Plus pessimistes on été les conclusions du rapport de l’Assureur-crédit Euler Hermes intitulé « La croissance à quel prix ? ». Ce rapport met en exergue les dangers d’un atterrissage brutal de l’économie chinoise et de la baisse des matières premières, notamment le pétrole. Contrairement au FMI, Euler Hermes pense que la croissance mondiale ne devrait être que de 2,4% en 2016 et 2,7% en 2017. Soit une baisse significative par rapport à la moyenne de la croissance mondiale qui était de 3,7% pendant la période 1990-2007. Le rapport cite pour expliquer ses prévisions entre autres les difficultés du secteur bancaire italien, la situation actuelle en Turquie après le coup d’Etat, et les élections présidentielles américaines en cas de victoire de Donald Trump. Le FMI met en garde de son côté sur le surendettement des secteurs publics et privés, et le déséquilibre des bilans des institutions financières. Il s’ensuit une faiblesse de la demande qui agit sur le commerce international qui croîtra de 2,2% en volume en 2016, mais qui devrait se contracter de 2% en valeur du fait de la baisse des prix. D’ailleurs, la faiblesse des prix et des taux d’intérêt n’encourage ni les investissements ni la consommation. Le rapport explique que cette « Croissance sans prix » est un des causes de la défaillance d’entreprises à l’échelle mondiale qui devrait augmenter de 1% en 2016 et 2017. Enfin, le rapport met l’accent sur l’impact des délais de paiement surtout pour les PME. C’est ainsi que 20 millions de PME européennes font face au risque financier, et que 41% d’entre elles affirment que les impayés compromettent leur développement. Le rapport Euler Hermes prévoit en outre les taux de croissance suivant pour 2016 : 1,9% pour les Etats-Unis, 1,6% pour la zone euro, 4,6% pour l’Asie, 2,1% pour le Moyen-Orient, et 2,5% pour l’Afrique. Il prévoit par contre une récession de -3,5% pour le Brésil, -1,0% pour la Grèce, -0,9% pour la Russie.
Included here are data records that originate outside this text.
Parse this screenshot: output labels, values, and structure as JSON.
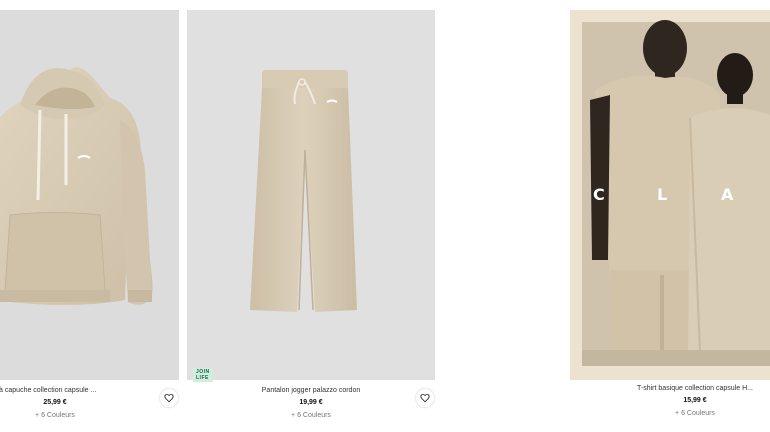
{
  "products": [
    {
      "name": "Sweat à capuche collection capsule ...",
      "price": "25,99 €",
      "colors": "+ 6 Couleurs",
      "wishlist_icon": "heart-outline-icon"
    },
    {
      "name": "Pantalon jogger palazzo cordon",
      "price": "19,99 €",
      "colors": "+ 6 Couleurs",
      "badge": "JOIN LIFE",
      "wishlist_icon": "heart-outline-icon"
    },
    {
      "name": "T-shirt basique collection capsule H...",
      "price": "15,99 €",
      "colors": "+ 6 Couleurs"
    }
  ],
  "campaign": {
    "letters": [
      "C",
      "L",
      "A"
    ]
  },
  "colors": {
    "photo_bg": "#dedede",
    "product_beige": "#d9ccb6",
    "campaign_frame": "#ece2cf",
    "badge_bg": "#cfeee0"
  }
}
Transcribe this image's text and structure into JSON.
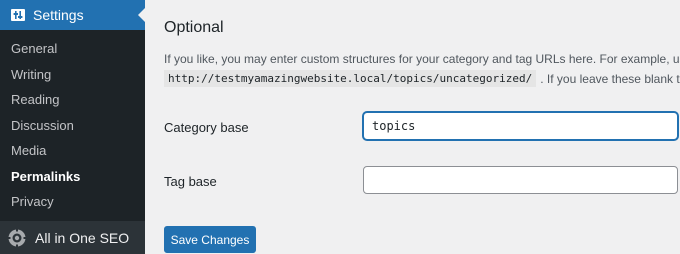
{
  "sidebar": {
    "settings_label": "Settings",
    "items": [
      {
        "label": "General"
      },
      {
        "label": "Writing"
      },
      {
        "label": "Reading"
      },
      {
        "label": "Discussion"
      },
      {
        "label": "Media"
      },
      {
        "label": "Permalinks",
        "current": true
      },
      {
        "label": "Privacy"
      }
    ],
    "aioseo_label": "All in One SEO"
  },
  "main": {
    "heading": "Optional",
    "description_line1": "If you like, you may enter custom structures for your category and tag URLs here. For example, using",
    "code_example": "http://testmyamazingwebsite.local/topics/uncategorized/",
    "description_line2_tail": ". If you leave these blank the d",
    "category_base": {
      "label": "Category base",
      "value": "topics"
    },
    "tag_base": {
      "label": "Tag base",
      "value": ""
    },
    "save_label": "Save Changes"
  },
  "colors": {
    "sidebar_bg": "#1d2327",
    "accent": "#2271b1",
    "page_bg": "#f0f0f1"
  },
  "icons": {
    "settings": "settings-sliders-icon",
    "aioseo": "aioseo-gear-icon"
  }
}
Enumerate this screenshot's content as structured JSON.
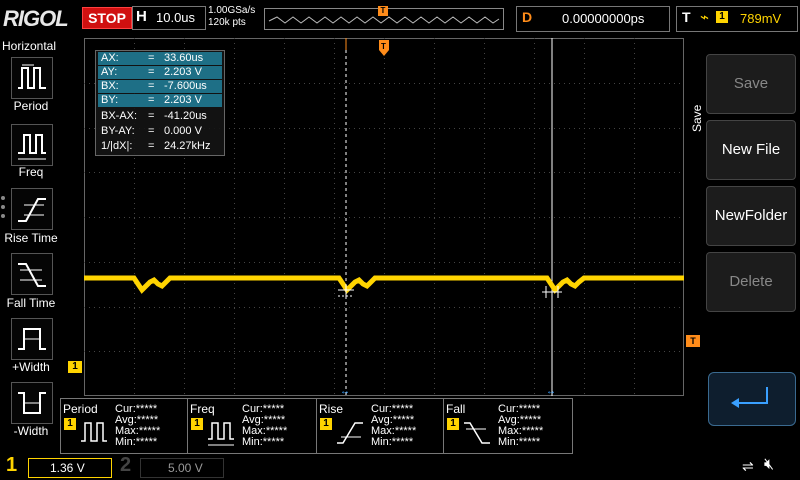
{
  "header": {
    "logo": "RIGOL",
    "run_state": "STOP",
    "horizontal_label": "H",
    "timebase": "10.0us",
    "sample_rate": "1.00GSa/s",
    "memory_depth": "120k pts",
    "delay_label": "D",
    "delay_value": "0.00000000ps",
    "trigger_label": "T",
    "trigger_source": "1",
    "trigger_level": "789mV"
  },
  "left_panel": {
    "title": "Horizontal",
    "items": [
      {
        "label": "Period",
        "icon": "period-icon"
      },
      {
        "label": "Freq",
        "icon": "freq-icon"
      },
      {
        "label": "Rise Time",
        "icon": "rise-time-icon"
      },
      {
        "label": "Fall Time",
        "icon": "fall-time-icon"
      },
      {
        "label": "+Width",
        "icon": "positive-width-icon"
      },
      {
        "label": "-Width",
        "icon": "negative-width-icon"
      }
    ]
  },
  "cursor_readout": {
    "rows": [
      {
        "key": "AX:",
        "eq": "=",
        "value": "33.60us",
        "highlight": true
      },
      {
        "key": "AY:",
        "eq": "=",
        "value": "2.203 V",
        "highlight": true
      },
      {
        "key": "BX:",
        "eq": "=",
        "value": "-7.600us",
        "highlight": true
      },
      {
        "key": "BY:",
        "eq": "=",
        "value": "2.203 V",
        "highlight": true
      },
      {
        "key": "BX-AX:",
        "eq": "=",
        "value": "-41.20us",
        "highlight": false
      },
      {
        "key": "BY-AY:",
        "eq": "=",
        "value": "0.000 V",
        "highlight": false
      },
      {
        "key": "1/|dX|:",
        "eq": "=",
        "value": "24.27kHz",
        "highlight": false
      }
    ]
  },
  "right_panel": {
    "tab_label": "Save",
    "buttons": [
      {
        "label": "Save",
        "enabled": false
      },
      {
        "label": "New File",
        "enabled": true
      },
      {
        "label": "NewFolder",
        "enabled": true
      },
      {
        "label": "Delete",
        "enabled": false
      }
    ],
    "enter_icon": "enter-arrow-icon"
  },
  "markers": {
    "trigger_position": "T",
    "channel1_ground": "1",
    "trigger_level_marker": "T"
  },
  "measurements": [
    {
      "name": "Period",
      "channel": "1",
      "cur": "Cur:*****",
      "avg": "Avg:*****",
      "max": "Max:*****",
      "min": "Min:*****"
    },
    {
      "name": "Freq",
      "channel": "1",
      "cur": "Cur:*****",
      "avg": "Avg:*****",
      "max": "Max:*****",
      "min": "Min:*****"
    },
    {
      "name": "Rise",
      "channel": "1",
      "cur": "Cur:*****",
      "avg": "Avg:*****",
      "max": "Max:*****",
      "min": "Min:*****"
    },
    {
      "name": "Fall",
      "channel": "1",
      "cur": "Cur:*****",
      "avg": "Avg:*****",
      "max": "Max:*****",
      "min": "Min:*****"
    }
  ],
  "channels": {
    "ch1_number": "1",
    "ch1_scale": "1.36 V",
    "ch2_number": "2",
    "ch2_scale": "5.00 V"
  },
  "colors": {
    "channel1": "#ffd400",
    "stop": "#d01010",
    "trigger": "#ff8c1a",
    "cursor_highlight": "#1e6f86"
  }
}
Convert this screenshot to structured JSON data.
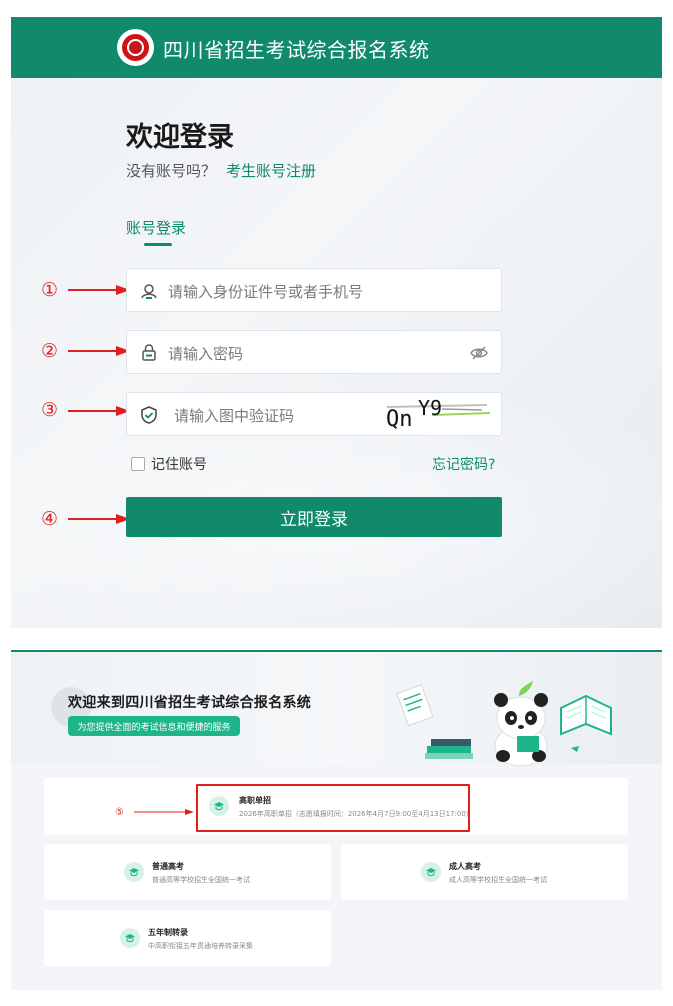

Pour ce qui est du Maroc, l’effet du Brexit n’a pas eu de conséquences importantes pour son économie. Ses échanges avec le Royaume-Uni sont assez marginaux, et l’effet du Brexit sur l’Union européenne qui est notre principal marché d’exportation a été faible. La croissance de l’économie marocaine est surtout dépendante de la production agricole. C’est ainsi que le rapport Euler Hermes prévoit une croissance inférieure à 2% en 2016. Rappelons que le HCP prévoit de son côté 1,6% en 2016. Le principal effort pour le Maroc est de réduire sa dépendance vis-à-vis de l’agriculture en développant l’industrie et le secteur tertiaire. Pour développer ses exportations, le Maroc doit élargir sa gamme de produits exportables et diversifier ses marchés d’exportation.